Hello, I am wanting code that replaces newlines or carriage returns with the charachter \n. The following code will do this:
use strict; $_=<<'_quote_'; hai xtest "aa xx aax" baix "xx" x "axa\"x\\" xa "x\\\ \\"x" ax xbai!x _quote_ print "Original:\n", $_, "\n"; s/ ( (?: # at the beginning of the string match till inside the quotes ^(?&outside_quote) " # or continue from last match which always stops inside quotes | (?!^)\G ) (?&inside_quote) # eat things up till we find what we want ) \r?\n # the thing we want to replace ( (?&inside_quote) # eat more possibly till end of quote # if going out of quote make sure the match stops inside them # or at the end of string (?: " (?&outside_quote) (?:"|\z) )? ) (?(DEFINE) (?<outside_quote> [^"]*+ ) # just eat everything till quoting star +ts (?<inside_quote> (?:[^"\\\r\n]++|\\.)*+ ) # handle escapes ) /$1\n$2/xg; print "Replaced:\n", $_, "\n";
However, I want to be able to do this for a file that I read in (*.csv). For example, if I use the follwing to read the same file into $_, it does not work:
my $file="testdata.csv"; open(FILE, $file) or die "Can't open $file: $!\n"; select((select(FILE), $/ = undef)[0]); $_=<FILE>
Any ideas? And, no I am not able to use the Perl packages Spreadsheet::**** Here, testdata.csv is this business: hai xtest "aa xx aax" baix "xx" x "axa\"x\\" xa "x\\\ \\"x" ax xbai!x

Replies are listed 'Best First'.
Re: Regular Expressions - replacing newlines and carriage returns inside quotes
by mbethke (Hermit) on Oct 31, 2012 at 15:45 UTC

    Text::CSV is out of the question, too? I tried to do some "quick n dirty" CSV manipulation much like this recently but as usual things quickly got much more dirty than quick, I said bleep this, I'll use CPAN, and things were peachy. The main part of the resulting script looks like this:

    my $csv = Text::CSV->new({ binary => 1, sep_char => "\t", always_quote => 1, }) or do { print STDERR "Cannot initialize CSV: ", Text::CSV->error_diag, "\n +"; exit 1; }; LINE: while (my $row = $csv->getline(\*STDIN)) { s/\n/$replace/g foreach(@$row); unless($csv->combine(@$row)) { print STDERR "Error converting record $. for output: ", $csv-> +error_input, "\n"; next LINE; } print $csv->string, "\n"; } $csv->eof or $csv->error_diag;

    I tried getting your code to work but couldn't, maybe for lack of CRs in my source, but I'd doubt it covers all the subtleties CSV allows regarding quoting and escaping, let alone those it doesn't allow but you'll find anyway.
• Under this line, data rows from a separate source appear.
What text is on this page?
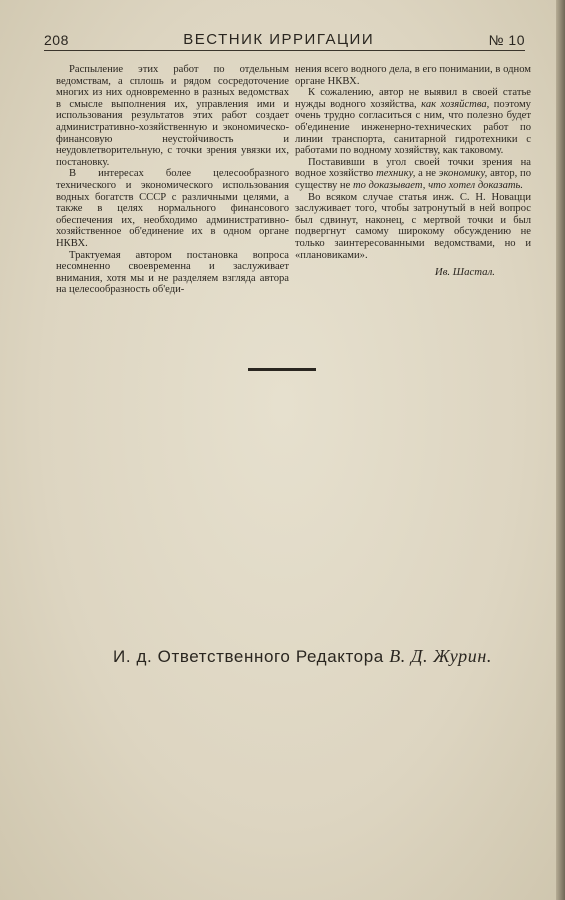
208	ВЕСТНИК ИРРИГАЦИИ	№ 10

Распыление этих работ по отдельным ведомствам, а сплошь и рядом сосредоточение многих из них одновременно в разных ведомствах в смысле выполнения их, управления ими и использования результатов этих работ создает административно-хозяйственную и экономическо-финансовую неустойчивость и неудовлетворительную, с точки зрения увязки их, постановку.

В интересах более целесообразного технического и экономического использования водных богатств СССР с различными целями, а также в целях нормального финансового обеспечения их, необходимо административно-хозяйственное об'единение их в одном органе НКВХ.

Трактуемая автором постановка вопроса несомненно своевременна и заслуживает внимания, хотя мы и не разделяем взгляда автора на целесообразность об'еди-

нения всего водного дела, в его понимании, в одном органе НКВХ.

К сожалению, автор не выявил в своей статье нужды водного хозяйства, как хозяйства, поэтому очень трудно согласиться с ним, что полезно будет об'единение инженерно-технических работ по линии транспорта, санитарной гидротехники с работами по водному хозяйству, как таковому.

Поставивши в угол своей точки зрения на водное хозяйство технику, а не экономику, автор, по существу не то доказывает, что хотел доказать.

Во всяком случае статья инж. С. Н. Новацци заслуживает того, чтобы затронутый в ней вопрос был сдвинут, наконец, с мертвой точки и был подвергнут самому широкому обсуждению не только заинтересованными ведомствами, но и «плановиками».

Ив. Шастал.
И. д. Ответственного Редактора В. Д. Журин.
    Edit: I think we got ourselves a consensus here :-D

Re: Regular Expressions - replacing newlines and carriage returns inside quotes
by 2teez (Vicar) on Oct 31, 2012 at 15:41 UTC
      Thanks everybody, it turns out I do have the Text::CSV_XS module so I will work with this. I am locked behind some gnarly security fences so I have to reinvent the wheel quite often. Guess not this time. Thanks!
Re: Regular Expressions - replacing newlines and carriage returns inside quotes
by bitingduck (Deacon) on Oct 31, 2012 at 15:42 UTC
    Try using Text::CSV to read the file in. If it's "well formed" CSV (if there is such a thing) then the CR and LF should be between quotes and be handled properly.